Italy heads for new elections as PM named
ROME - Italy is likely facing fresh elections in the autumn after President Sergio Mattarella gave economist Carlo Cottarelli the mandate to form a technocrat government following the collapse of a bid for power by populist parties.
"I have accepted the mandate of forming the government as President Mattarella asked. I am very honored and obviously I will make every effort," Cottarelli said after meeting the head of state.
Cottarelli said on Monday that should his caretaker government be approved by parliament it would stay in place until new elections by the start of next year.
"I will come to parliament with a program that, if I win the vote of confidence, will include a vote on the 2019 budget. Then parliament will be dissolved, with elections at the start of 2019," Cottarelli said.
If he fails to gain approval of parliament, he added, it would mean that new elections would be held "after August", which is the most likely outcome given that only the center-left Democratic party has announced it will vote in favor of the technocrat government.
Markets had largely welcomed Mattarella's decision to put an end to the proposed government of the anti-establishment 5-Star Movement and right-wing nationalist League, which had insisted on Paolo Savona as economy minister. Savona, a former industry minister, has questioned whether Italy should ditch the euro as its currency.
Financial markets had been nervous about the prospects of Savona as the chief of Italy's economy. Italian stocks have so far lost more than 8 percent of their value this month, while yields on bonds, a measure of investor jitters about a country's economic prospects, shot up.
Mattarella's veto on Sunday enraged both League leader Matteo Salvini and the 5-Stars' Luigi Di Maio, who threatened to start impeachment proceedings against him.
Mattarella, however, took pains to explain that he was fully in his constitutional right and duty to reject Savona as economy minister, saying he had repeatedly asked for a minister who wouldn't be perceived as entertaining Italy's exit from the euro.
"Sticking with the euro is a fundamentally important choice for our country and our young people," Mattarella said in a late-night statement at the Qurinale Palace. "If you want to discuss it, it should have been done openly and with a serious debate," which he noted hadn't been part of the electoral campaign.
Cottarelli, for his part, is an economist who assisted a former center-left government in slashing public spending.
A technical government will still be subject to votes of confidence in both houses of Parliament, and the 5-Stars and League made clear Cottarelli wouldn't have their support.
In an interview on Monday, Salvini said Mattarella "didn't give the center-right the chance to form a government because we didn't have the votes, and now Mr Cottarelli arrives without any votes? It seems a stretch," Salvini said.

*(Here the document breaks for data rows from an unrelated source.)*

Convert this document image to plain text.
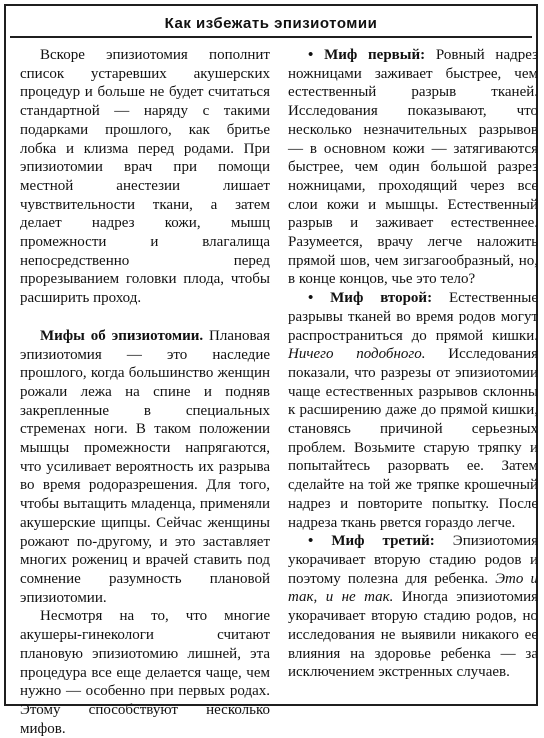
Как избежать эпизиотомии

Вскоре эпизиотомия пополнит список устаревших акушерских процедур и больше не будет считаться стандартной — наряду с такими подарками прошлого, как бритье лобка и клизма перед родами. При эпизиотомии врач при помощи местной анестезии лишает чувствительности ткани, а затем делает надрез кожи, мышц промежности и влагалища непосредственно перед прорезыванием головки плода, чтобы расширить проход.

Мифы об эпизиотомии. Плановая эпизиотомия — это наследие прошлого, когда большинство женщин рожали лежа на спине и подняв закрепленные в специальных стременах ноги. В таком положении мышцы промежности напрягаются, что усиливает вероятность их разрыва во время родоразрешения. Для того, чтобы вытащить младенца, применяли акушерские щипцы. Сейчас женщины рожают по-другому, и это заставляет многих рожениц и врачей ставить под сомнение разумность плановой эпизиотомии.

Несмотря на то, что многие акушеры-гинекологи считают плановую эпизиотомию лишней, эта процедура все еще делается чаще, чем нужно — особенно при первых родах. Этому способствуют несколько мифов.

• Миф первый: Ровный надрез ножницами заживает быстрее, чем естественный разрыв тканей. Исследования показывают, что несколько незначительных разрывов — в основном кожи — затягиваются быстрее, чем один большой разрез ножницами, проходящий через все слои кожи и мышцы. Естественный разрыв и заживает естественнее. Разумеется, врачу легче наложить прямой шов, чем зигзагообразный, но, в конце концов, чье это тело?

• Миф второй: Естественные разрывы тканей во время родов могут распространиться до прямой кишки. Ничего подобного. Исследования показали, что разрезы от эпизиотомии чаще естественных разрывов склонны к расширению даже до прямой кишки, становясь причиной серьезных проблем. Возьмите старую тряпку и попытайтесь разорвать ее. Затем сделайте на той же тряпке крошечный надрез и повторите попытку. После надреза ткань рвется гораздо легче.

• Миф третий: Эпизиотомия укорачивает вторую стадию родов и поэтому полезна для ребенка. Это и так, и не так. Иногда эпизиотомия укорачивает вторую стадию родов, но исследования не выявили никакого ее влияния на здоровье ребенка — за исключением экстренных случаев.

Salvini also warned ex-prime minister Silvio Berlusconi against voting for Cottarelli's government. In a statement late Sunday, the three-time premier took a much more measured tone about the collapse of the 5-Star-League experiment, refusing to criticize Mattarella.
Berlusconi had never endorsed the populist attempt at government, but hadn't impeded it either. He has as much to gain from a new election as the League, which has seen its popularity only rise in weeks after the March 4 election resulted in a hung parliament.